The probable cause of the crash has been determined to be a tire explosion caused by a foreign metal strip on the runway. The piece of metal seems to have came from the cowling of a fan reverser of a US Continental Airlines DC-10 jet that took off only a few minutes before the Concorde's takeoff. The preliminary report by the French Air Accident Investigation Bureau (BEA) indicates that the metal strip punctured the tires of the Concorde. With the resulting fragments of the tire damaging the aircraft's fuel tank, which in turn, caused the fire. The final report included the discovery of a missing sleve that was to keep one of the newly installed tires and wheel assembles turning straight, and not wobble.
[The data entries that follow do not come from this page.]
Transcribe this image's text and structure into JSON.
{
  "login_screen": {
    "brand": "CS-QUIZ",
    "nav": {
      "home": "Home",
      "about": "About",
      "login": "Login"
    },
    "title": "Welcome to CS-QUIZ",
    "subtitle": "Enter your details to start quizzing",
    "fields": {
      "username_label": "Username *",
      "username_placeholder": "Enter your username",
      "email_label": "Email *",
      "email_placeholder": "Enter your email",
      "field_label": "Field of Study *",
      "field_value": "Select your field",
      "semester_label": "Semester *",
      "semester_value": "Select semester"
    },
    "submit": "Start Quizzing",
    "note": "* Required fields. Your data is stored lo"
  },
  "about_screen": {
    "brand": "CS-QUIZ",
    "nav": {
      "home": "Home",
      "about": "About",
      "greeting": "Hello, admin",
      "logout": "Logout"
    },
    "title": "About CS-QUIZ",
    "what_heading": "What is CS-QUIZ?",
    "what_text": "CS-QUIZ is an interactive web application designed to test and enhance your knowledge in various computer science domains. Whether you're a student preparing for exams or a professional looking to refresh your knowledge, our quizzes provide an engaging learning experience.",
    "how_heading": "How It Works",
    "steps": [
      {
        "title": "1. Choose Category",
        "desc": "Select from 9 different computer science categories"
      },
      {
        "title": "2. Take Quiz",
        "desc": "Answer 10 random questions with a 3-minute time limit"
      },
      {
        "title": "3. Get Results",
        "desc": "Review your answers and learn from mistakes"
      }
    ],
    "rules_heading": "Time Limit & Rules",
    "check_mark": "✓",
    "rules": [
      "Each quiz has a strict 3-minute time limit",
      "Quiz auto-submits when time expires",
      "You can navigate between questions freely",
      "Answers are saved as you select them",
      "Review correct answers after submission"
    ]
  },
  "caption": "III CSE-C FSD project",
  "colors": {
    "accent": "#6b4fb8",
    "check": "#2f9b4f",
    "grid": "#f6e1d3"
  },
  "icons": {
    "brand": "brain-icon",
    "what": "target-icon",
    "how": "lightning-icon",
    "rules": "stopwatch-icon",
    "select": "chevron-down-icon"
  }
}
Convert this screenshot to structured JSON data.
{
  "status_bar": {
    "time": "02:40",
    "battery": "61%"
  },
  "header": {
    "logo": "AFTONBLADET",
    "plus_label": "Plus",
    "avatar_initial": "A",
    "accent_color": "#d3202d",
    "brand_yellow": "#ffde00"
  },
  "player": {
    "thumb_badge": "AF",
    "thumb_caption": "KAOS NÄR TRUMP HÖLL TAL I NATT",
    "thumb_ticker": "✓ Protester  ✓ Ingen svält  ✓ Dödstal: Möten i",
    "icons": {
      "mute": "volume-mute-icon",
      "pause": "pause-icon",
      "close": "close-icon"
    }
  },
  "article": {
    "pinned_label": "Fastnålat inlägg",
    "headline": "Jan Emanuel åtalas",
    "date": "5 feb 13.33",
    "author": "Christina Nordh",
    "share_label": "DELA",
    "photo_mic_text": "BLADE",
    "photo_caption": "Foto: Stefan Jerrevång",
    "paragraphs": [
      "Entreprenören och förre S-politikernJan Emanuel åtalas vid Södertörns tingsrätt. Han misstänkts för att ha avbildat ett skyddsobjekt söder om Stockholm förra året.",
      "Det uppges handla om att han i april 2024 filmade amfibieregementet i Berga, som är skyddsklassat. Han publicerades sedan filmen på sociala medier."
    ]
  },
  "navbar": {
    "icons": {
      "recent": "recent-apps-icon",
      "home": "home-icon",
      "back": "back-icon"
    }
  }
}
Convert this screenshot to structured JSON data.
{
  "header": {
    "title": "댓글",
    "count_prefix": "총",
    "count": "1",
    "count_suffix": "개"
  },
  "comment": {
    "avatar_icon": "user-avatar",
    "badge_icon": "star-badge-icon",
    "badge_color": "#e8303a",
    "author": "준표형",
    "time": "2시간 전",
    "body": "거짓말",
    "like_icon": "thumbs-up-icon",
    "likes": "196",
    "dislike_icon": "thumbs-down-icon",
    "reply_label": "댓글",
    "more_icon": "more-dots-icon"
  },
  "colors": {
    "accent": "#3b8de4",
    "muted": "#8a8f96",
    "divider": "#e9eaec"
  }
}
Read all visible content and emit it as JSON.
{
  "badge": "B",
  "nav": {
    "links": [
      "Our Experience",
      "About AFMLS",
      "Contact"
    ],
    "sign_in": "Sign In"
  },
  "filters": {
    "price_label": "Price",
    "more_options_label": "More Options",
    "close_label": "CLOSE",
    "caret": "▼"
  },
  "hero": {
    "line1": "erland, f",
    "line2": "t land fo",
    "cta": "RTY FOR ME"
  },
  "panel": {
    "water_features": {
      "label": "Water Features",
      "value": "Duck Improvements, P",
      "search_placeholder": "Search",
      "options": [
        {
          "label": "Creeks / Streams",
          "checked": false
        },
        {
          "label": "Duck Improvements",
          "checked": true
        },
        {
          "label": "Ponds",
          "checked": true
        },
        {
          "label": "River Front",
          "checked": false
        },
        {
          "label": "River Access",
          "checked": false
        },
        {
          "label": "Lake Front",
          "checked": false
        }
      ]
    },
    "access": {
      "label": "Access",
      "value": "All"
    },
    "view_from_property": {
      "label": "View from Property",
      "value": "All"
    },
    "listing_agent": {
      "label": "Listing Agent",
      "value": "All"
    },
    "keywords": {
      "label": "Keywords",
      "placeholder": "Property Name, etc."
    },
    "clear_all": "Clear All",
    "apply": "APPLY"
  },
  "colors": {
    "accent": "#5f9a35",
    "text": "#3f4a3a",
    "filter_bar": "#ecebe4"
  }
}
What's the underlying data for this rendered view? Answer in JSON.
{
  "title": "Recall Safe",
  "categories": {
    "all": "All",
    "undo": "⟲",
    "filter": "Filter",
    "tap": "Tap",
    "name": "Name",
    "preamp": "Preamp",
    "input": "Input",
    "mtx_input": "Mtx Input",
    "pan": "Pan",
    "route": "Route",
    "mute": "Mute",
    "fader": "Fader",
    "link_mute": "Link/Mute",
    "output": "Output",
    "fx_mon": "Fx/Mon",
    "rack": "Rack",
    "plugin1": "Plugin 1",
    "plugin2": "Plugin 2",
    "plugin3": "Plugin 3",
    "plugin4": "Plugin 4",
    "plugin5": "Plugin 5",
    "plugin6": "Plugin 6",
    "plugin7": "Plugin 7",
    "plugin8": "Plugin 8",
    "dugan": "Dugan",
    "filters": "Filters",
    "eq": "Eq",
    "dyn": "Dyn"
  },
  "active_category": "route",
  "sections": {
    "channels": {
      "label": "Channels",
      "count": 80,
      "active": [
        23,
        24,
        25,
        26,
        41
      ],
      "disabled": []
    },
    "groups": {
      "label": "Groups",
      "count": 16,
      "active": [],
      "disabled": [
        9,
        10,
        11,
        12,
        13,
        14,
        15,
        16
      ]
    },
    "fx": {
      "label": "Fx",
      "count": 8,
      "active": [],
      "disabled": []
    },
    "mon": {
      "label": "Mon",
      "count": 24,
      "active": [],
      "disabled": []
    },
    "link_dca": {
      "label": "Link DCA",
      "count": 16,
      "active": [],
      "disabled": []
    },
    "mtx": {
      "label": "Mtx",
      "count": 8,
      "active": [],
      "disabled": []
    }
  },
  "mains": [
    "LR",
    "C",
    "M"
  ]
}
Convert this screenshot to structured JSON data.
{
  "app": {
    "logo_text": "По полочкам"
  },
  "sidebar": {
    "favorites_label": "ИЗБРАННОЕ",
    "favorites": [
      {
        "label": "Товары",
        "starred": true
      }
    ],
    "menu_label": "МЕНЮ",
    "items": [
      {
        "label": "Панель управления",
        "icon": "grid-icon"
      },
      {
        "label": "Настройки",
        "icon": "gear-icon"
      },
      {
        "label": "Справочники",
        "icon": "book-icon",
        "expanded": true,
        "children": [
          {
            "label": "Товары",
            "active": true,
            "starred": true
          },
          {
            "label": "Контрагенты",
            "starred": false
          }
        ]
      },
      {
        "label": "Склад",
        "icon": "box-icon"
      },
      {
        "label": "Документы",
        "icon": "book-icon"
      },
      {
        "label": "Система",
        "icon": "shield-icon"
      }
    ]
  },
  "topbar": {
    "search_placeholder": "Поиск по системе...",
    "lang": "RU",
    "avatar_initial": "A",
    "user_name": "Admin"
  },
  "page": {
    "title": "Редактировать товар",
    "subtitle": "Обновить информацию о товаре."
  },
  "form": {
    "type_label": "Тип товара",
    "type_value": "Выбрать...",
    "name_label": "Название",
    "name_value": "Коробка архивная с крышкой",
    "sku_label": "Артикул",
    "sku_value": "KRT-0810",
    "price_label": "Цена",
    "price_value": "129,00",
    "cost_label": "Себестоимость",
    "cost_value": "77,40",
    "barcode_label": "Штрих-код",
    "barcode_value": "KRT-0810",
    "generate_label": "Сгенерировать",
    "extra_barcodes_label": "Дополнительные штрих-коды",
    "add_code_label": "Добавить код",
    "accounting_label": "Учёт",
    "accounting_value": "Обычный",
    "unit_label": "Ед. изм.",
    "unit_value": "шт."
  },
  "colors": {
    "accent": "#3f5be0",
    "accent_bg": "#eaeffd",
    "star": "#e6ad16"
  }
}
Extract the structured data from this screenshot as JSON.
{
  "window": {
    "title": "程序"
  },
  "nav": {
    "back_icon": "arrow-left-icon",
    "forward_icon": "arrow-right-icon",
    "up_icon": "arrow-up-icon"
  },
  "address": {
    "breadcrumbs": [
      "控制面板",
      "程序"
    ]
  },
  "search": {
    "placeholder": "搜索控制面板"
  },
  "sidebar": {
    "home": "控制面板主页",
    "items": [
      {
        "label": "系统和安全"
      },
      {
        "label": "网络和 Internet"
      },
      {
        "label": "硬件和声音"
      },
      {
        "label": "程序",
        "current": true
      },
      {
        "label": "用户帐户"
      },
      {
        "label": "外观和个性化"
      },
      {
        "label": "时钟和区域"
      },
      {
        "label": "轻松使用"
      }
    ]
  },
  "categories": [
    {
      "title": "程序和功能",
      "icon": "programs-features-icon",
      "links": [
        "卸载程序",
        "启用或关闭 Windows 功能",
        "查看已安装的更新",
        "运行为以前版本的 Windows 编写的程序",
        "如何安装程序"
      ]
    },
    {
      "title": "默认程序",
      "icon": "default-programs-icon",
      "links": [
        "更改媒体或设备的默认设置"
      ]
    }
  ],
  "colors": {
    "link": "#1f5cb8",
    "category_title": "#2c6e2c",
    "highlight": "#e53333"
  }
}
It had been accidently forgotten.

The foreign metal strip was sent to Corona, Califorina for further inspection which showed that the metal was not heat treated. Aluminum is a soft metal and if not properly heat treated to harden it, the fasteners securing it, with heat and vibration will wear it away like a file rubbing down the metal. Eventually expanding the holes through the metal and allowing this piece of metal to fall off the aircraft. Thus starting the chain of events that ensue flight AF4590, puncturing the tires of the Concorde that would fly apart when blown, pieces of the tire puncturing the fuel tanks and almost certainly fuel lines that sit next to the engines, thus starting a fire the flight crew had no possible way to stop.

This accident is a good explample of how a noncritical part can affect an aircraft. Aircraft engineers go over many components and systems of the aircraft's they design working out the details and the many parameters they beleive the aircraft may incounter in it's use, all the while depending on the production departments and mechanics to follow the perscribed requirements that ensure the aircraft will operate safely in those parameters. But it's costly and some manufactures and some airlines try to cut cost, sometimes anyway they can.